Die adidas Kampagne finde ich gut. Sie spielt mit Authentizität. Wobei mir die Stimme von David besser gefällt als seine Handschrift. Was nicht so wichtig ist, schließlich verdient der Mann sein Geld mit den Füssen.
Unsere Kampagne im Handelsblatt, die bereits auf große Resonanz stieß, geht übrigens morgen in die letzte Runde. Nach Herrn Hainer, Herrn Mehdorn und Herrn Dr. Frenzel ist Mr. Porsche dran. Wir werden in nächster Zeit für den interessierten buenalog-Leser die Story zusammenfassen.

[...] Habe ich eben drüben bei meinem Chef Dieter Schneider im Buenalog entdeckt. Die neue Adidas-Kampagne mit David Beckham: [...]
[...] Sport podcast patrick breitenbach Hochschule Mannheim Gestaltung CorporateDesign Branding Gott 2.0 im Interview Dieter Schneider am 18.03.2007 Philip Rosedale, Schöpfer von SecondLife, gibt ein Interview in deraktuellen Ausgabe von VANITY FAIR. Er stellt darin klar, dass das Programm noch nicht oma-kompatibel ist. Als Physiker hat er ein soziologisches Labor erschaffen. Er selbst will aber kein Philosph sein. Seine zweite Welt kommt mit sechs Regeln aus – waren es bei Moses noch 10, brauchen wir heute in Deutschland alleine 5.000 Gesetze und 40.000 Normen (ohne Länder- u. EU-Recht). Ich war anfangs auch skeptisch, ob die Zeitschrift das Zeug zum Überleben hat. Diese Ausgabe Nr. 12 ist jedenfalls ihre 2,– Euro wert – und das nicht nur wegen des Interviews über SecondLife. Nein, auch wegen Demi Moore, Berichte über die Revolution der Web-Regisseure und Robert Hoyzer, der endlich ins Gefängnis will, lohnt sich das Heft. Wussten Sie übrigens, dass David Beckham 15 Millionen Euro von einem US-TV-Sender bekommen soll, wenn sein Umzug von Madrid nach L.A. zu einer zehnteiligen Reality-Show verarbeitet werden darf? Nicht von dieser Welt, oder? Genug der Werbung für ein Offline-Medium, das gar nicht so old-schooled daher kommt.
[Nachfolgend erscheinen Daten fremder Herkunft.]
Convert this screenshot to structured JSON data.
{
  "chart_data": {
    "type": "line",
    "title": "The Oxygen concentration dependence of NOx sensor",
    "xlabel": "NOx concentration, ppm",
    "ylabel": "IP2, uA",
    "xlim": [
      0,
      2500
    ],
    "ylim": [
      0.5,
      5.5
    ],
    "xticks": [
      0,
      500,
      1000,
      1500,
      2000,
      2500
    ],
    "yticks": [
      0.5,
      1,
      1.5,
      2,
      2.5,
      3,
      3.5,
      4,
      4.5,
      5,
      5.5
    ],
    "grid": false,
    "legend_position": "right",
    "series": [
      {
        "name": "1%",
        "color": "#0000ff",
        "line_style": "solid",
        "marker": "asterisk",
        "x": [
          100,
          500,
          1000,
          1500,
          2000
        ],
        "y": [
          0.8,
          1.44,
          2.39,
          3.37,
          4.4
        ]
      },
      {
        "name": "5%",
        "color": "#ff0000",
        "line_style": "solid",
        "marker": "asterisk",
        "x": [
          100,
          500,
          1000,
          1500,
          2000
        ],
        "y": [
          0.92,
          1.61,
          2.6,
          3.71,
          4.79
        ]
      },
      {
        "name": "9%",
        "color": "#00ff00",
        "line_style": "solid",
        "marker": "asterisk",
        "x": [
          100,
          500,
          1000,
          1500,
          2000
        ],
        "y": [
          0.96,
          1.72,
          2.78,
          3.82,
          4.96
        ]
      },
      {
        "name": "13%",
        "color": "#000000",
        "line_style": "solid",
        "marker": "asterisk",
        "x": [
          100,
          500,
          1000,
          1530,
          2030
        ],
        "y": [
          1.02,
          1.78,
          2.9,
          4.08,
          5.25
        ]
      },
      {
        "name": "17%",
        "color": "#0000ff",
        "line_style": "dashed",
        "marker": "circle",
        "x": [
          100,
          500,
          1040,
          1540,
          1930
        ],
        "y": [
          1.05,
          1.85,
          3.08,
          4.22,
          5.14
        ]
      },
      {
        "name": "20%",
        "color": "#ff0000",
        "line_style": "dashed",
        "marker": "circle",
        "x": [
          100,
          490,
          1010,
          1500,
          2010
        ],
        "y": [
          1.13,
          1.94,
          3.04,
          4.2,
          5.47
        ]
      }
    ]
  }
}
Stichworte:david beckham Gesetze Moses Philip Rosedale SecondLife Vanity Fair Verwandte Artikel:Ideelle Produkte im RealLife der Zukunft?Auch schön, David!Second Life: Unternehmen sollten erst zuhören – dann reingehen Einen Kommentar schreiben [...]
Seit gestern hat David schliesslich noch mehr Zeit seinem künstlerischen Talent nachzugehen…Dienstag und Mittwoch hat er nun immer frei ;-) http://www.sport1.de/de/index.html
@Uli: Spielt der nicht schon in Los Angeles? Seine Frau sucht doch lt. Bildzeitung die passende Villa in Californien.